I agree that abbreviations and emoticons are changing the way that we communicate. I agree that subtlety, nuance and meaning are rarely considered when it comes to short-form communication. However, I put it to you that these forms of communication are not the place for subtlety. It’s hard to read between the lines when your sentence contains but one line.

In light of this, I present to you my condensed list of emoticons and abbreviations and their appropriate uses. Hopefully this will shed some light on these common phrases and will help you to understand why your doting grandmother is laughing out loud at news of the recent passing of your family pet.
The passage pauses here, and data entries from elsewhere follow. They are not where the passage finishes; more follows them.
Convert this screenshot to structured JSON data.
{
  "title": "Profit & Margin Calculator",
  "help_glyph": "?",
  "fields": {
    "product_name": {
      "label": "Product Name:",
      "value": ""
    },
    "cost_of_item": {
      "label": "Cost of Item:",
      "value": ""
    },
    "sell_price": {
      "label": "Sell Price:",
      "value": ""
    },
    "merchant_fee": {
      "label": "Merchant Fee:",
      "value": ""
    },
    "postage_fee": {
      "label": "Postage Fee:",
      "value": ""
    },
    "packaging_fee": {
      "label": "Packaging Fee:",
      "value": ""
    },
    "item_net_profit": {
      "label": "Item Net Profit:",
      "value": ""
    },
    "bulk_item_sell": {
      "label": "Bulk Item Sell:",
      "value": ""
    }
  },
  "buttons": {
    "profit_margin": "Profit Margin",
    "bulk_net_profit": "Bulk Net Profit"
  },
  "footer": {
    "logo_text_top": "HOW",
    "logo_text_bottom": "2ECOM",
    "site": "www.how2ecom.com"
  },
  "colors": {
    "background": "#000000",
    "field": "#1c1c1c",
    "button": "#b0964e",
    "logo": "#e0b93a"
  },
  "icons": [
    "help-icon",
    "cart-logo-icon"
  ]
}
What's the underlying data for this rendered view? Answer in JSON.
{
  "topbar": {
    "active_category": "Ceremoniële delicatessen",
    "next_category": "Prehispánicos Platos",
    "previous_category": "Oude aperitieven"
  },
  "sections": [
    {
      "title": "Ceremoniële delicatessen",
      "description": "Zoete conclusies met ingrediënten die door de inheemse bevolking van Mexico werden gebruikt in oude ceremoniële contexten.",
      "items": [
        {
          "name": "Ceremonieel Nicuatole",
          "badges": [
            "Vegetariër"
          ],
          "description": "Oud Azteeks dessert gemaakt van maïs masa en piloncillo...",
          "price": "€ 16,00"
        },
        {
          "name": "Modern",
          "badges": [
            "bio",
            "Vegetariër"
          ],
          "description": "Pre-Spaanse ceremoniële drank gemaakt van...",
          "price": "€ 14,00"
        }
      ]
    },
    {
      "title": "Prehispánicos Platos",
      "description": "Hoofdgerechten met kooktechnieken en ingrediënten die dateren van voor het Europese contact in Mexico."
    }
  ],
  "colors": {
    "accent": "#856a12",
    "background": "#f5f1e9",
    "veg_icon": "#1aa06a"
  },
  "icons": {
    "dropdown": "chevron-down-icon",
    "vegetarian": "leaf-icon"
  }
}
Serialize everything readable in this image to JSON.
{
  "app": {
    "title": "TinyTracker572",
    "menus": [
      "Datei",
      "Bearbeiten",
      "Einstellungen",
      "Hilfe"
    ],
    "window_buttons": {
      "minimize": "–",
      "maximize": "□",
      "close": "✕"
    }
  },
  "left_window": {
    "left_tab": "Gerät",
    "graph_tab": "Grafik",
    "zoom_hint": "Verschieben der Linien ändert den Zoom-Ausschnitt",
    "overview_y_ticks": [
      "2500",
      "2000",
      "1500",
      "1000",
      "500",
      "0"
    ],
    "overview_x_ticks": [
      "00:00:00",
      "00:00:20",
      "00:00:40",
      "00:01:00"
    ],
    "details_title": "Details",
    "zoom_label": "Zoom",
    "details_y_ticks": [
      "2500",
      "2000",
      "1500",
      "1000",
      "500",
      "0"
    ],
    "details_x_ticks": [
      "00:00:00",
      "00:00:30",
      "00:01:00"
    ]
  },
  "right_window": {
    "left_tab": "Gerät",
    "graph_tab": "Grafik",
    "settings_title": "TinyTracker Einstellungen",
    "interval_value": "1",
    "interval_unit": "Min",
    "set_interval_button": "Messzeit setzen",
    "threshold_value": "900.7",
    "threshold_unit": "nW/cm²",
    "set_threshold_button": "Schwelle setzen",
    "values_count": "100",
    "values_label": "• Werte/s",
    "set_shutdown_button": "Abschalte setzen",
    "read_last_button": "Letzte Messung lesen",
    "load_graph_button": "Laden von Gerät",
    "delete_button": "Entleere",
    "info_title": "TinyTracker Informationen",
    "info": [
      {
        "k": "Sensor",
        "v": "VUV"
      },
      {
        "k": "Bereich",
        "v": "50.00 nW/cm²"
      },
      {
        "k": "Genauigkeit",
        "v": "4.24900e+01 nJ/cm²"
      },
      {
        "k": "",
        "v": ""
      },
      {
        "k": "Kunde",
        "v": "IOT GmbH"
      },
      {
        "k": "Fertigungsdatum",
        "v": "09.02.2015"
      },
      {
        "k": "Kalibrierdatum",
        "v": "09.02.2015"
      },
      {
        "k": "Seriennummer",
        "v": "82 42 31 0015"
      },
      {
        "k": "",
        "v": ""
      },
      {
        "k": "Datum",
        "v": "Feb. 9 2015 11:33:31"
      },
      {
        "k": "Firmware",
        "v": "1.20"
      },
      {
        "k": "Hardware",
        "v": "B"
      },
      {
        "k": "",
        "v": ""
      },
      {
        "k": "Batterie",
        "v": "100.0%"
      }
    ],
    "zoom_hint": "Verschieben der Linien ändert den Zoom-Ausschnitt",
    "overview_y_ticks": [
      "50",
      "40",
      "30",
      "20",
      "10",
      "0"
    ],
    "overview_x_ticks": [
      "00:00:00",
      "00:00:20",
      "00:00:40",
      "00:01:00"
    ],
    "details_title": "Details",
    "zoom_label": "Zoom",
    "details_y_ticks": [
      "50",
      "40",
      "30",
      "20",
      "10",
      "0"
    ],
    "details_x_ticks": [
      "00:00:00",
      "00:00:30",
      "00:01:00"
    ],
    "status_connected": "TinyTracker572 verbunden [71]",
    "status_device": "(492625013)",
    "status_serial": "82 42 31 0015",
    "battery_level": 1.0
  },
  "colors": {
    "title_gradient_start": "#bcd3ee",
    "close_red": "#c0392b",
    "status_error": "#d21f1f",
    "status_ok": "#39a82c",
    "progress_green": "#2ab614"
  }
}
If I’ve missed any, shout out in the comments and I’ll revise the list.

  • lol = Laugh Out Loud
    A misnomer if you ask me. The brazen lie of this abbreviation becomes obvious when working in an office that allows it’s staff to use instant messaging to communicate. Very rarely does “lol” actually mean that the loller is in fact physically laughing out loud, it simply means that they acknowledge that something is funny. (Lots Of Love is the deprecated definition of this abbreviation. Can make things a little awkward: “Sorry to hear about your dead pet lol”)
  • haha/gahaha
    On par with lol.
  • LOL = Laugh Out Loud (no, for reals this time)
    The capitalisation of the acronym should be used to imply the presence of actual laughter.
  • ROFL = Rolling On The Floor Laughing
    No, generally users of this abbreviation aren’t actually rolling on the floor. This is simply a grade above LOL in the funniness stakes.
    On par with ROFL.
    Rolling On The Floor Laughing So Hard My Sombrero Fell Off And I Dropped My Taco

    Does this really need an explanation?
  • TL;DR = Too long; didn’t read
    Used to provide a reader with a cliff-notes/short version of the longer body of text. For example, “[Huge wall of text complaining about the weather] TL;DR It was raining today. I didn’t like it.” Also often used in a dismissive fashion to note that a piece of text is too long.
  • brb = Be Right Back
    The user will be afk for a short period of time.
  • afk = Away From Keyboard
    The author will be online, but away from their keyboard until further notice.
  • afaik = As Far As I Know
    As far as the author is aware.
  • 🙂
    When used at the end of a sentence, the presence of a smiley face informs the reader that the preceding text was meant to be taken positively.
  • 😛
    When used at the end of a sentence, the presence of the pokey-out-tongue face informs the reader that the preceding text was meant in jest and not to be taken seriously.
  • 🙁
    A sadface informs the reader that the author is unhappy about the current subject of conversation.
  • >:(
    The author is both sad and angry.
  • >:)
    The author is being cheeky/devious.
  • ಠ_ಠ
    Look of disapproval. The author disapproves of the subject of conversation.
  • (yಠ,ಠ)y
    The Y U NO guy.
  • \m/>.<\m/
    Dude throwin’ up the horns. Rocking out. Rock and/or Roll.
  • ..|.,
    You just got given the finger.
  • *
    Used to repair a mistype in a recent IM message or similar.
    “I like caek. It is yummy.”

    2 Replies to “Transliteration”

    1. I really think the smiley phenomenon has given text and writing more expression. When you end a sentence with a period, there are often many things they could mean, but when you put a 🙂 or a 😛 or a >8( or a … or a : or a :(, what you really mean comes across a lot better.